Pero para mí lo más preocupante, más allá de los aspavientos violentos de cuatro analfabetos radicalizados, es la tibieza con la que están tratando el tema las autoridades de los países occidentales. Parece que acosar y ejercer la violencia contra los judíos ya no es tan malo porque claro, como son judíos y los judíos están masacrando a los palestinos... ¿Todos? ¿Todos los judíos del mundo están involucrados en las decisiones que plantea el Gobierno de Israel? Yo diría que eso es generalizar mucho, ¿no? Pegar una paliza a un niño judío en un colegio por la fe que profesa no está muy justificado, ¿no les parece?

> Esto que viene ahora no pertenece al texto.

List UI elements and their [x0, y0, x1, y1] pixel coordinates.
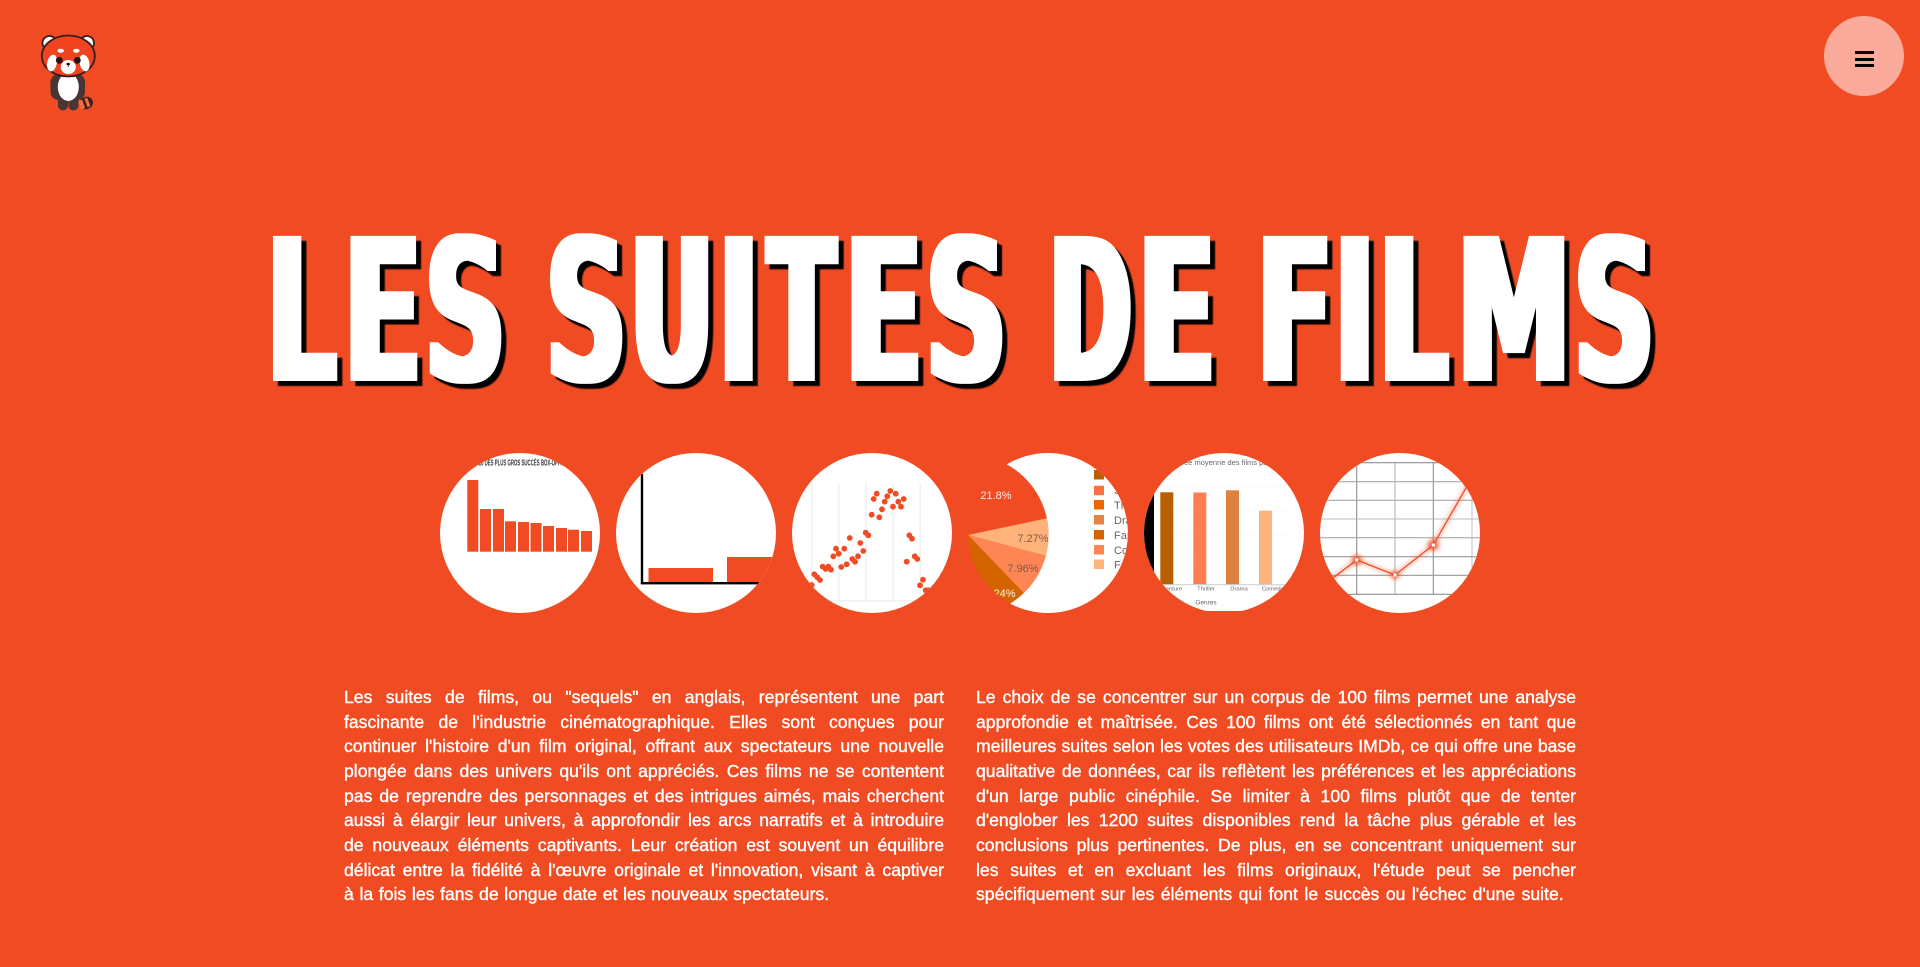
legend: [1094, 470, 1128, 569]
line chart thumbnail: [1320, 453, 1480, 613]
bar chart thumbnail: box-office: TOP 10 DES PLUS GROS SUCCÈS BOX-OFFICE: [469, 458, 568, 468]
ears: [42, 36, 94, 50]
bar chart thumbnail: average duration by genre: Adventure: [1156, 586, 1182, 592]
text block: left column: plongée dans des univers qu'ils ont appréciés. Ces films ne se contentent: [344, 761, 944, 781]
text block: right column: meilleures suites selon les votes des utilisateurs IMDb, ce qui offre une base: [976, 736, 1576, 756]
legs: [58, 95, 78, 110]
cheeks: [46, 49, 91, 74]
text block: right column: conclusions plus pertinentes. De plus, en se concentrant uniquement sur: [976, 835, 1576, 855]
title: I: [719, 196, 759, 428]
menu button: [1824, 16, 1904, 96]
bar chart thumbnail: average duration by genre: Comedy: [1262, 586, 1284, 592]
belly: [58, 73, 79, 101]
tail: [77, 95, 95, 111]
title: D: [1049, 196, 1132, 428]
title: I: [1335, 196, 1374, 428]
title: F: [1257, 196, 1332, 428]
pie chart thumbnail: 7.96%: [1007, 563, 1039, 575]
title: S: [1574, 196, 1654, 428]
face: [56, 57, 81, 67]
text block: left column: à la fois les fans de longue date et les nouveaux spectateurs.: [344, 884, 829, 904]
title: E: [1138, 196, 1215, 428]
pie chart thumbnail: 21.8%: [980, 490, 1012, 502]
title: S: [425, 196, 505, 428]
text block: right column: [976, 687, 1576, 904]
text block: left column: [344, 687, 944, 904]
icon: hamburger: [1855, 51, 1874, 67]
text block: right column: les suites et en excluant les films originaux, l'étude peut se pencher: [976, 860, 1576, 880]
pie chart thumbnail: 7.27%: [1017, 533, 1049, 545]
bar chart thumbnail: average duration by genre: Thriller: [1197, 586, 1215, 592]
title: E: [845, 196, 923, 428]
legend: Fantasy: [1114, 530, 1154, 542]
title: M: [1456, 196, 1570, 428]
text block: left column: de nouveaux éléments captivants. Leur création est souvent un équilibre: [344, 835, 944, 855]
pie chart thumbnail: [968, 453, 1128, 613]
title: L: [267, 196, 336, 428]
title: L: [1379, 196, 1448, 428]
chart thumbnails row: [440, 453, 1480, 613]
text block: left column: aussi à élargir leur univers, à approfondir les arcs narratifs et à introduire: [344, 810, 944, 830]
scatter plot thumbnail: [792, 453, 952, 613]
legend: Sci-Fi: [1114, 485, 1142, 497]
text block: left column: fascinante de l'industrie cinématographique. Elles sont conçues pour: [344, 712, 944, 732]
text block: left column: pas de reprendre des personnages et des intrigues aimés, mais cherchent: [344, 786, 944, 806]
head: [42, 36, 95, 76]
text block: right column: spécifiquement sur les éléments qui font le succès ou l'échec d'une suite.: [976, 884, 1564, 904]
bar chart thumbnail: zoomed axes: [616, 453, 787, 613]
white crescent background: [1007, 453, 1128, 613]
text block: left column: continuer l'histoire d'un film original, offrant aux spectateurs une nouvelle: [344, 736, 944, 756]
title: [267, 196, 1656, 428]
text block: right column: d'englober les 1200 suites disponibles rend la tâche plus gérable et les: [976, 810, 1576, 830]
bar chart thumbnail: average duration by genre: Drama: [1230, 586, 1248, 592]
text block: right column: d'un large public cinéphile. Se limiter à 100 films plutôt que de tenter: [976, 786, 1576, 806]
title: E: [344, 196, 421, 428]
bar chart thumbnail: average duration by genre: Durée moyenne des films par genre: [1172, 458, 1291, 467]
title: U: [630, 196, 714, 428]
text block: left column: Les suites de films, ou "sequels" en anglais, représentent une part: [344, 687, 944, 707]
title: T: [768, 196, 835, 428]
text block: left column: délicat entre la fidélité à l'œuvre originale et l'innovation, visant à captiver: [344, 860, 944, 880]
bar chart thumbnail: average duration by genre: Genres: [1195, 600, 1217, 606]
text block: right column: qualitative de données, car ils reflètent les préférences et les appréciations: [976, 761, 1576, 781]
arms and body: [50, 74, 85, 100]
bar chart thumbnail: box-office: [440, 453, 600, 613]
legend: Comedy: [1114, 545, 1155, 557]
title: S: [926, 196, 1006, 428]
legend: Family: [1114, 560, 1147, 572]
title: S: [546, 196, 626, 428]
legend: Thriller: [1114, 500, 1148, 512]
logo: red panda mascot: [40, 34, 96, 110]
pie chart thumbnail: 8.24%: [984, 588, 1016, 600]
text block: right column: approfondie et maîtrisée. Ces 100 films ont été sélectionnés en tant que: [976, 712, 1576, 732]
bar chart thumbnail: average duration by genre: [1144, 453, 1304, 611]
legend: Drame: [1114, 515, 1147, 527]
text block: right column: Le choix de se concentrer sur un corpus de 100 films permet une analyse: [976, 687, 1576, 707]
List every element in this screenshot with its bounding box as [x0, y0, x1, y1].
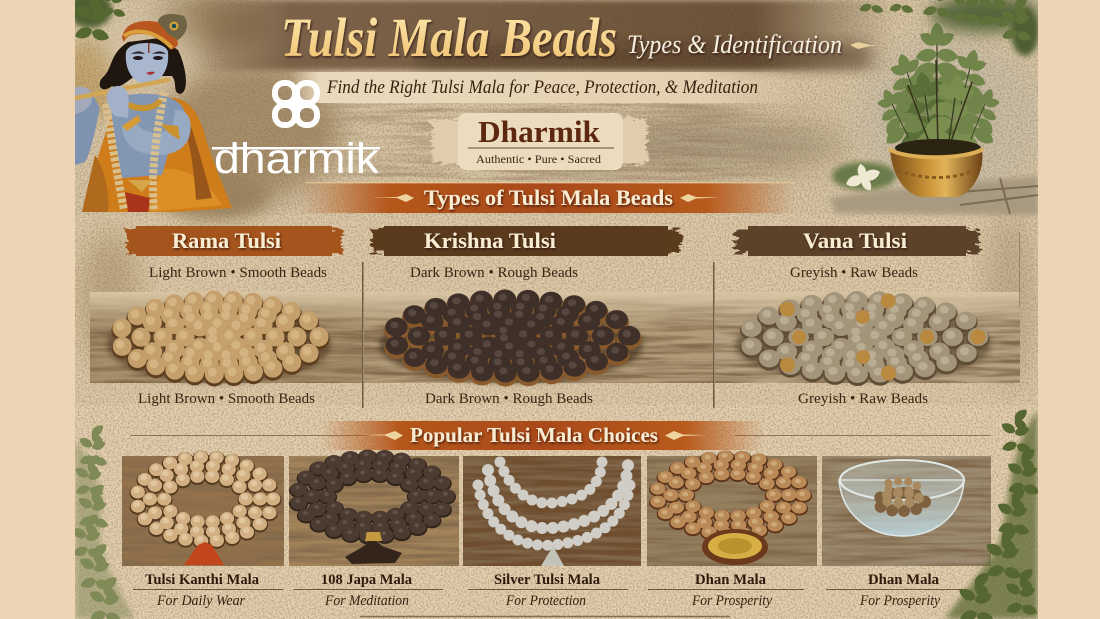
- orange shawl: [85, 98, 232, 212]
- use: For Prosperity: [859, 593, 941, 609]
- krishna top descriptor: Dark Brown • Rough Beads: [410, 265, 578, 281]
- banner: popular choices: [130, 421, 990, 450]
- rama heading band: [126, 226, 342, 256]
- peacock feather: [158, 14, 187, 40]
- vana bottom descriptor: Greyish • Raw Beads: [798, 391, 928, 407]
- gold pot: [889, 139, 983, 197]
- column: rama tulsi: [90, 226, 362, 407]
- rama top descriptor: Light Brown • Smooth Beads: [149, 265, 327, 281]
- use: For Prosperity: [691, 593, 773, 609]
- right arm: [122, 110, 191, 155]
- foliage: bottom right: [945, 407, 1041, 619]
- left arm: [75, 90, 100, 165]
- tagline: Find the Right Tulsi Mala for Peace, Protection, & Meditation: [326, 78, 758, 98]
- torso: [112, 94, 185, 178]
- rama ground: [90, 292, 362, 383]
- vana heading: Vana Tulsi: [803, 228, 907, 253]
- subtitle types and identification: Types & Identification: [627, 30, 842, 59]
- card: dhan mala prosperity: [647, 455, 817, 609]
- plaque brand: Dharmik: [478, 114, 601, 149]
- photo: [122, 456, 284, 566]
- name: 108 Japa Mala: [321, 572, 412, 588]
- flute: [75, 80, 168, 98]
- gold armlets: [122, 115, 141, 131]
- flower shrub: [832, 162, 896, 190]
- krishna bottom descriptor: Dark Brown • Rough Beads: [425, 391, 593, 407]
- tassel: [345, 532, 402, 564]
- krishna beads: [379, 297, 643, 383]
- bottom ornament line: [360, 616, 730, 618]
- face details: [131, 43, 166, 75]
- parchment panel: [75, 0, 1038, 405]
- vana ground: [715, 292, 1020, 383]
- plaque tagline: Authentic • Pure • Sacred: [476, 152, 601, 166]
- dhoti folds: [150, 169, 222, 212]
- plant foliage: [878, 22, 1000, 145]
- face: [126, 43, 168, 84]
- pendant: [541, 546, 564, 566]
- use: For Protection: [505, 593, 586, 609]
- card: dhan mala in water bowl: [822, 456, 991, 609]
- vana top descriptor: Greyish • Raw Beads: [790, 265, 918, 281]
- krishna ground: [364, 292, 713, 383]
- hair: [100, 38, 186, 94]
- subtitle band: [290, 72, 800, 103]
- necklace: [656, 455, 803, 535]
- column: krishna tulsi: [364, 226, 713, 407]
- foliage: top right: [857, 0, 1040, 56]
- card: silver tulsi mala: [463, 456, 641, 609]
- use: For Meditation: [324, 593, 409, 609]
- necklace strands: [478, 462, 630, 545]
- column divider: [362, 262, 364, 408]
- necklace: [297, 454, 446, 537]
- title: Tulsi Mala Beads: [281, 7, 617, 68]
- tulsi plant in pot: [830, 22, 1038, 215]
- name: Dhan Mala: [868, 572, 939, 588]
- turban: [122, 21, 178, 50]
- banner heading: Types of Tulsi Mala Beads: [424, 185, 673, 210]
- tassel: [184, 542, 224, 565]
- glass bowl: [839, 460, 964, 536]
- necklace: [136, 455, 273, 542]
- photo: [463, 456, 641, 566]
- use: For Daily Wear: [156, 593, 245, 609]
- photo: [647, 456, 817, 566]
- header dark smear: [190, 0, 895, 70]
- glow behind krishna: [100, 10, 200, 90]
- vana heading band: [735, 226, 979, 256]
- photo: [822, 456, 991, 566]
- krishna figure: [75, 10, 232, 212]
- gold medallion: [702, 529, 768, 565]
- column divider: [713, 262, 714, 408]
- dharmik plaque: [432, 113, 647, 170]
- rama heading: Rama Tulsi: [172, 228, 281, 253]
- header dark lower band: [420, 44, 870, 68]
- rama bottom descriptor: Light Brown • Smooth Beads: [138, 391, 315, 407]
- name: Silver Tulsi Mala: [494, 572, 600, 588]
- krishna heading: Krishna Tulsi: [424, 228, 556, 253]
- banner ornaments: [360, 431, 706, 440]
- garlands: [106, 92, 164, 210]
- banner ornaments: [372, 194, 720, 202]
- logo mark: [275, 83, 317, 125]
- title ornament arrow: [850, 42, 884, 49]
- rama beads: [107, 298, 331, 383]
- photo: [289, 456, 459, 566]
- krishna heading band: [372, 226, 680, 256]
- stone ledge: [830, 176, 1038, 215]
- left hand: [75, 87, 92, 114]
- card: tulsi kanthi mala: [122, 455, 284, 609]
- logo wordmark: dharmik: [214, 135, 380, 183]
- right hand: [107, 86, 129, 118]
- white flower: [846, 164, 880, 190]
- foliage: bottom left: [71, 423, 135, 619]
- name: Tulsi Kanthi Mala: [145, 572, 259, 588]
- frame line right: [1019, 232, 1020, 307]
- card: 108 japa mala: [289, 454, 459, 609]
- name: Dhan Mala: [695, 572, 766, 588]
- vana beads: [735, 298, 991, 381]
- banner: types of tulsi mala beads: [300, 182, 795, 213]
- banner heading: Popular Tulsi Mala Choices: [410, 423, 658, 447]
- foliage: top left: [75, 0, 126, 40]
- column: vana tulsi: [715, 226, 1020, 407]
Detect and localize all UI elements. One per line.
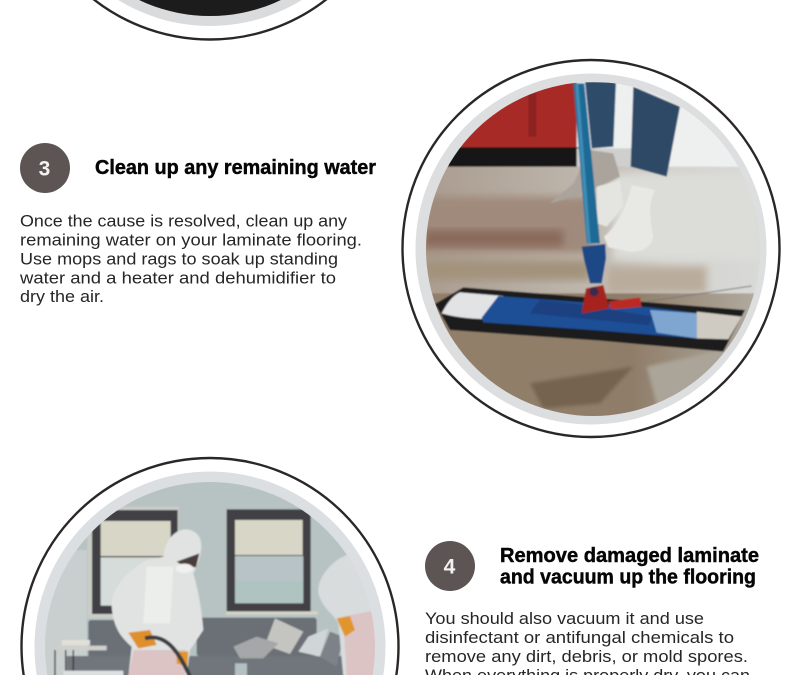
step 3 body text: Use mops and rags to soak up standing [20,250,338,268]
step 4 badge: 4 [444,556,456,578]
step 4 heading: Remove damaged laminate [500,544,759,567]
step 3 heading: Clean up any remaining water [95,156,376,179]
step 4 badge [425,541,475,591]
step 4 heading: and vacuum up the flooring [500,566,756,588]
step 4 body text [425,610,750,675]
step 4 body text: disinfectant or antifungal chemicals to [425,629,734,647]
step 4 heading [500,544,759,588]
step 3 body text: dry the air. [20,288,104,306]
circular photo: workers in protective suits vacuuming a living room [22,458,398,675]
step 3 body text: water and a heater and dehumidifier to [19,270,336,288]
step 3 body text: Once the cause is resolved, clean up any [20,212,348,230]
step 3 badge: 3 [39,158,50,180]
step 3 body text: remaining water on your laminate flooring. [20,232,362,250]
circular photo: mopping a wet laminate floor [402,60,780,437]
step 3 body text [19,212,362,306]
circular photo frame: previous step (cropped at top) [22,0,398,40]
step 4 body text: You should also vacuum it and use [425,610,704,628]
step 4 body text: remove any dirt, debris, or mold spores. [425,648,748,666]
step 3 badge [20,143,70,193]
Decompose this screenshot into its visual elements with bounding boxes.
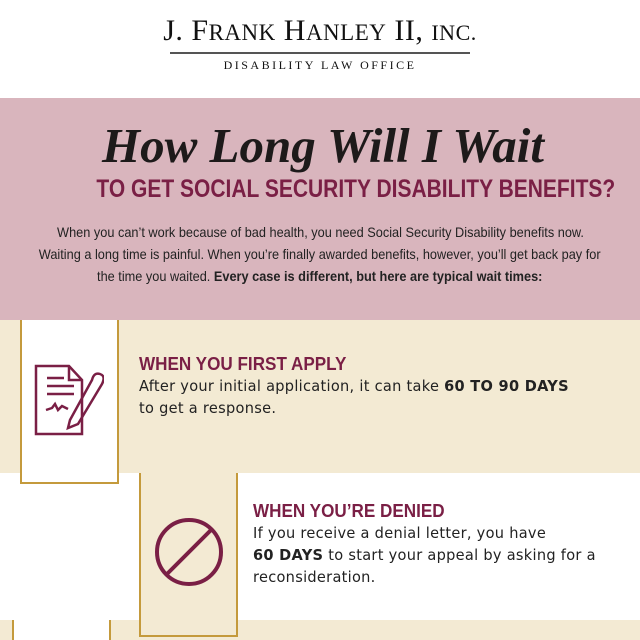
step 2 text: If you receive a denial letter, you have [253, 524, 546, 542]
step 1 text [139, 354, 569, 417]
title: How Long Will I Wait [102, 118, 544, 173]
step 2 text: reconsideration. [253, 568, 376, 586]
logo: J. FRANK HANLEY II, INC. [163, 14, 477, 47]
step 2 text [253, 501, 596, 586]
icon: document with pen [34, 364, 104, 436]
header band [0, 98, 640, 320]
icon: prohibition sign [155, 518, 223, 586]
box 2: denial icon [139, 473, 238, 637]
logo: DISABILITY LAW OFFICE [224, 58, 416, 72]
step 1 text: After your initial application, it can take 60 TO 90 DAYS [139, 377, 569, 395]
intro text: When you can’t work because of bad health, you need Social Security Disability benefits now. [57, 224, 583, 240]
step 1 text: WHEN YOU FIRST APPLY [139, 354, 346, 374]
box 1: application icon [20, 320, 119, 484]
intro text: Waiting a long time is painful. When you’re finally awarded benefits, however, you’ll get back pay for [39, 246, 601, 262]
intro text [38, 224, 601, 284]
box 3 top [12, 620, 111, 640]
intro text: the time you waited. Every case is different, but here are typical wait times: [97, 268, 543, 284]
step 2 text: 60 DAYS to start your appeal by asking for a [253, 546, 596, 564]
step 1 text: to get a response. [139, 399, 276, 417]
subtitle: TO GET SOCIAL SECURITY DISABILITY BENEFITS? [97, 175, 615, 203]
logo [163, 14, 477, 72]
section 1 background [0, 320, 640, 473]
section 3 background [0, 620, 640, 640]
step 2 text: WHEN YOU’RE DENIED [253, 501, 445, 521]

En esta psicosis colectiva que vivimos, los nuevos fascistas son aquellos que se aprovechan de las ideas de libertad para ejercer un control absoluto sobre el resto. El cambio climático, la ideología de género y el odio hacia todo lo judío ya no son conceptos para debatir en nuestra sociedad. Son dogmas de la nueva religión que nos están imponiendo a todos desde nuestros gobiernos y, sobre todo, desde algunos organismos supranacionales que, al perder la razón principal por la que se crearon, se han erigido en garantes de esa nueva y lesiva doctrina woke, aunque nadie les haya votado.

Lo que comenzó como un pensamiento marginal se ha impuesto de forma generalizada en nuestras vidas. El criterio propio se está extinguiendo a fuerza de legislación punitiva. Antes podías discrepar, ahora, cada vez más, si lo haces corres el riesgo de ser multado e incluso encarcelado. ¿Han leído algo sobre proyecto de ley C-63 o Ley de «Daños en línea» del Gobierno de Canadá? Les recomiendo que lo hagan. Es el futuro que nos aguarda.